Jena McGregor at the Washington Post recalls some other recent examples of women put in similar positions:
The “glass cliff” phenomenon has often been shown in a business context, and is often raised when a woman is placed into a particularly thorny CEO job, such as after Mary Barra was named CEO of General Motors or Marissa Mayer took over at Yahoo. Ryan and Haslam first revealed that companies that put women on their boards were more likely to be coming off of consistently poor performance in the five months prior than those that appointed men. A 2013 study found that among Fortune 500 companies, women and minorities were more likely to be promoted to CEO at companies with weak performance.
And in an experimental study, researchers found a “status quo bias,” where people saw little need for a company to change its pattern of male leadership if the company was performing well; only if the firm was in trouble did more people prefer a female leader.
The phenomenon has also been shown in a political context. One study examined the link between female leaders and higher GDP growth in countries with high levels of ethnic strife. Ryan’s research has also shown that black and ethnic minorities were more likely to run for parliamentary seats that are “essentially un-winnable or held by the opposition party by a much higher margin,” she said.
Speaking of Marissa Mayer, Yahoo missed its quarterly earnings projections on Monday, reigniting talk of an impending sale and shortening the odds on Mayer losing her job before too long. Inspired by that news, McGregor takes a closer look at how the “glass cliff” phenomenon plays out in the tech world:
When Meg Whitman was named CEO of HP in 2011, the Silicon Valley giant was dealing with a string of recent scandals, instability at the top, strategic questions about a spinoff of its PC business and a massive acquisition that would turn out to be ill-fated. When interim Reddit CEO Ellen Pao resigned amid a petition for her ouster and uproar over anti-harassment changes she made, the online community’s chief engineer said she’d been placed on the “glass cliff.” Back in 2001 when Anne Mulcahy was named CEO of Xerox, the company was on the verge of bankruptcy and facing an SEC investigation.
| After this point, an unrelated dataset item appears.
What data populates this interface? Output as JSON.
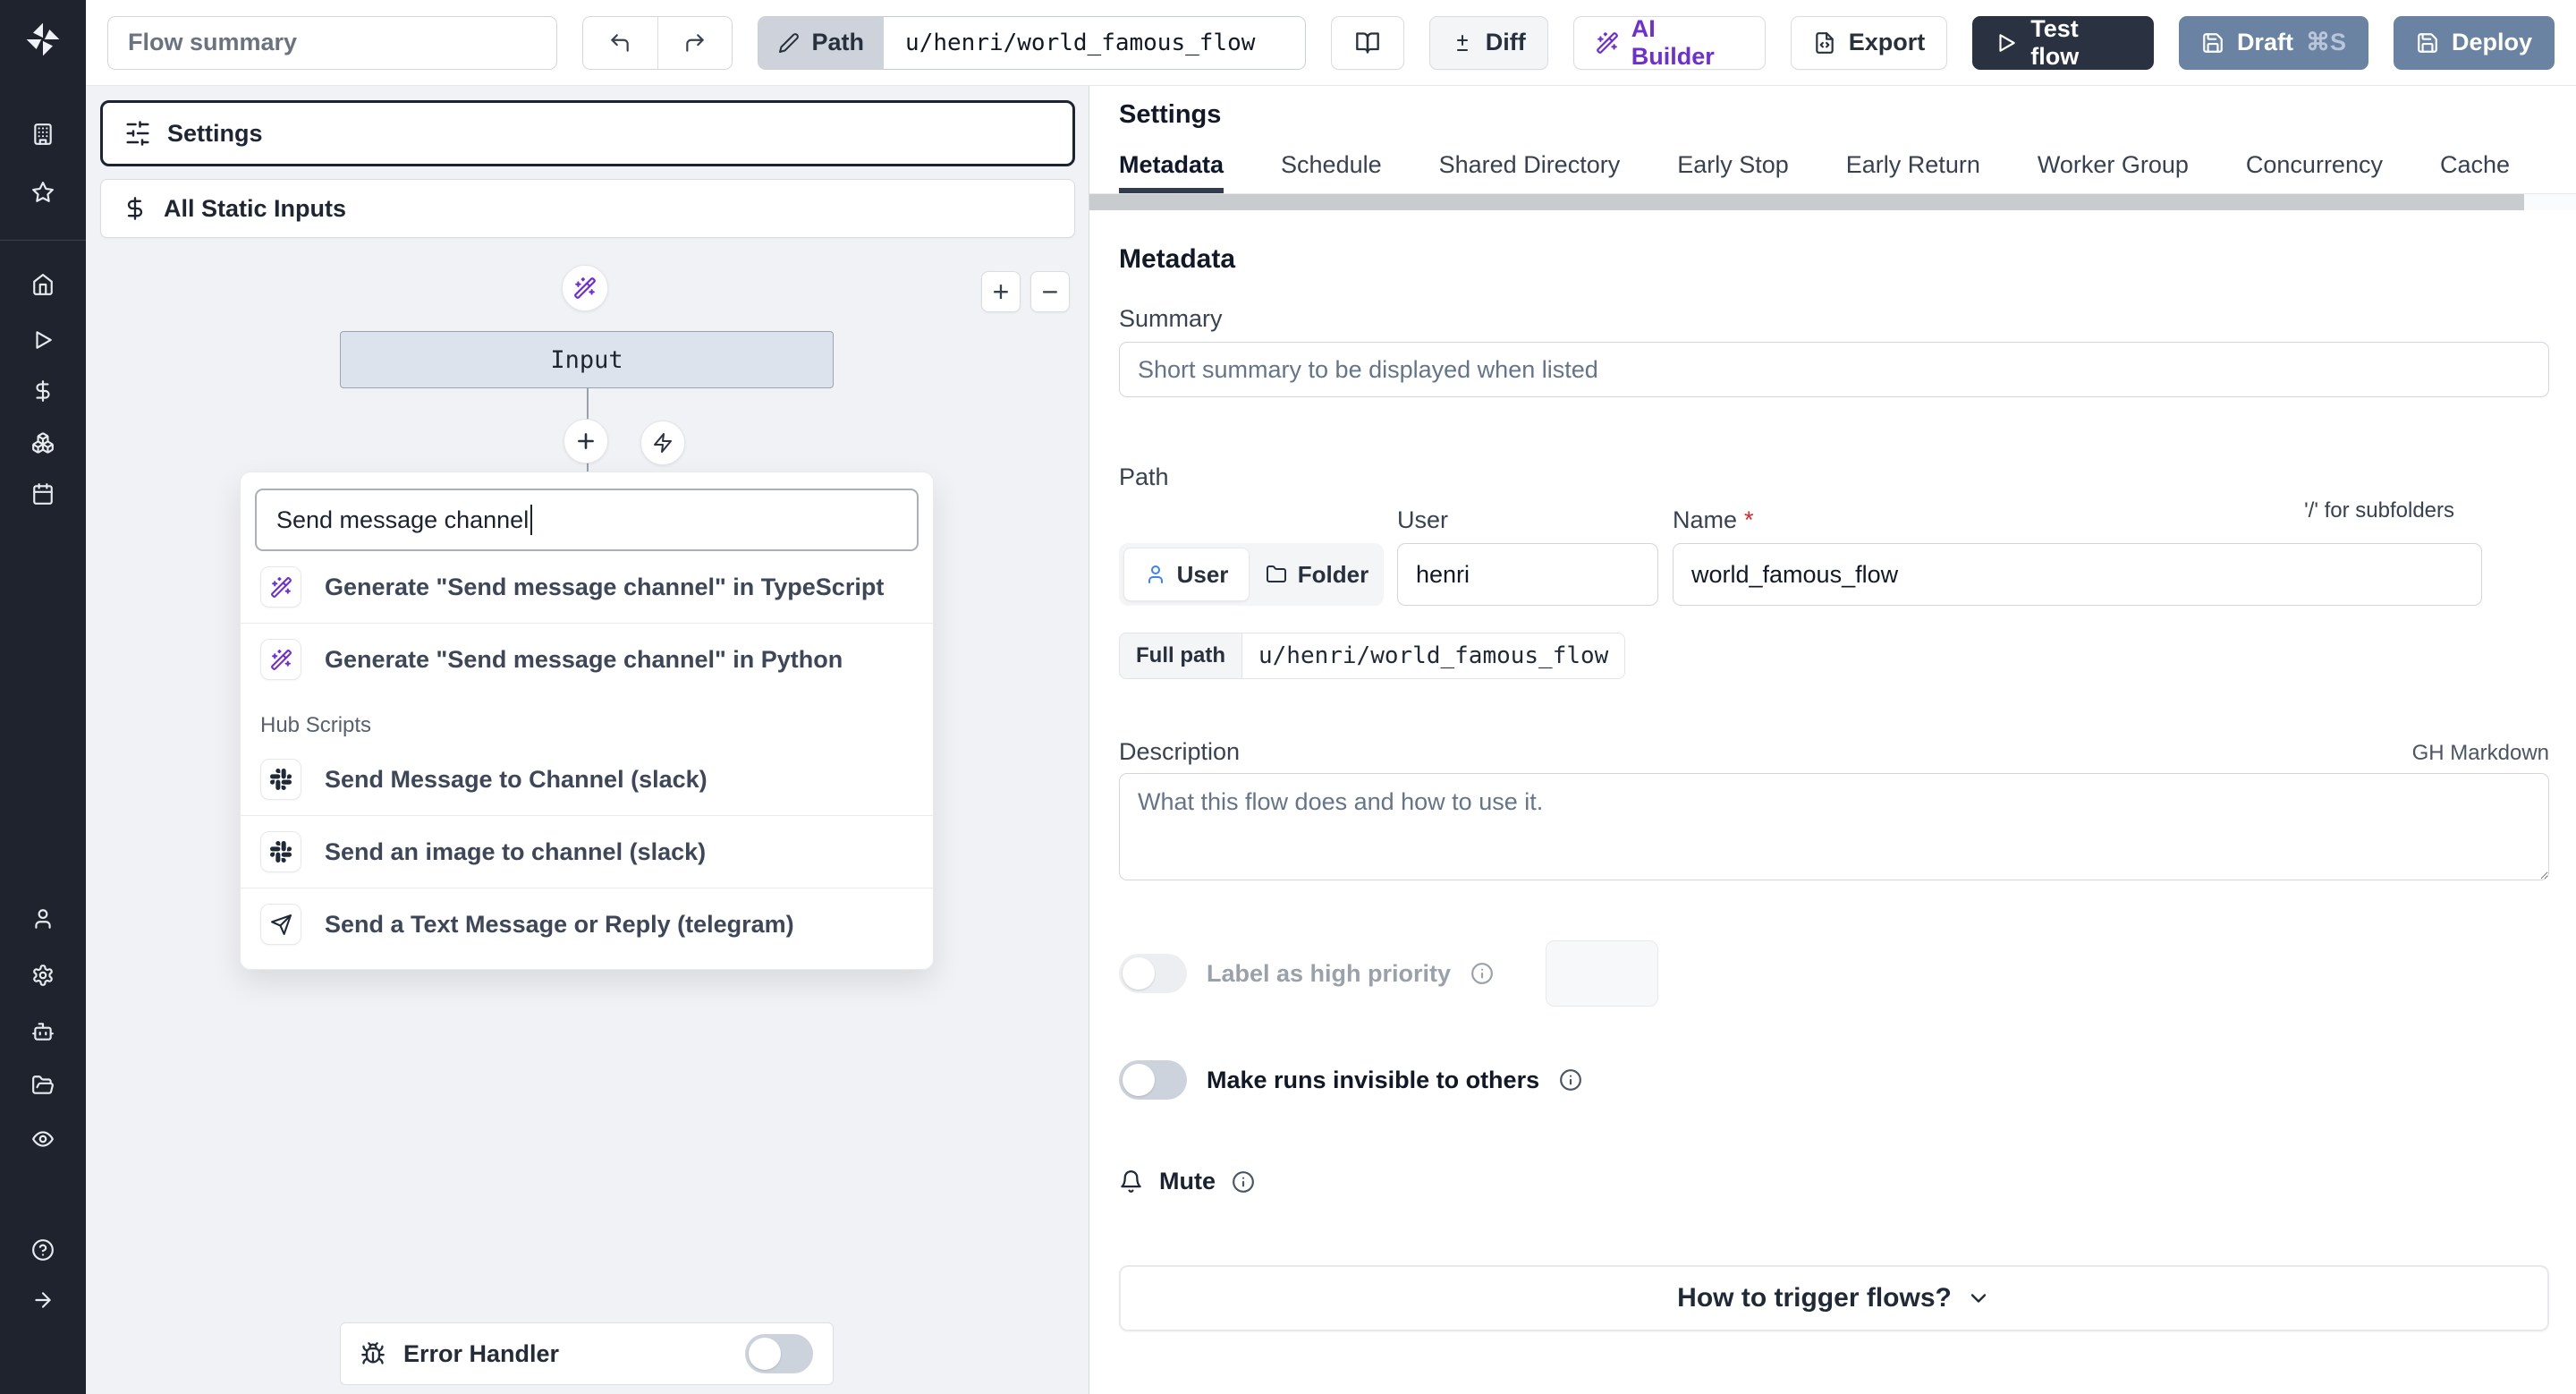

But experts on leadership and gender say it’s not clear whether the dynamic really does play out more often in tech than in other fields. “We don’t know if women face the glass cliff in tech more than other industries,” says Marianne Cooper, a sociologist at the Clayman Institute for Gender Research at Stanford University. “If we had 500 women [in tech CEO jobs] it would be a different story. But when so few women get to the top, it’s important to look at the individual circumstances in which they’re taking the reins.”
In fact, it may be that women actually get fewer crisis opportunities, rather than more, among Internet companies. That’s because with these firms, the founder is often brought back to lead when the going gets tough.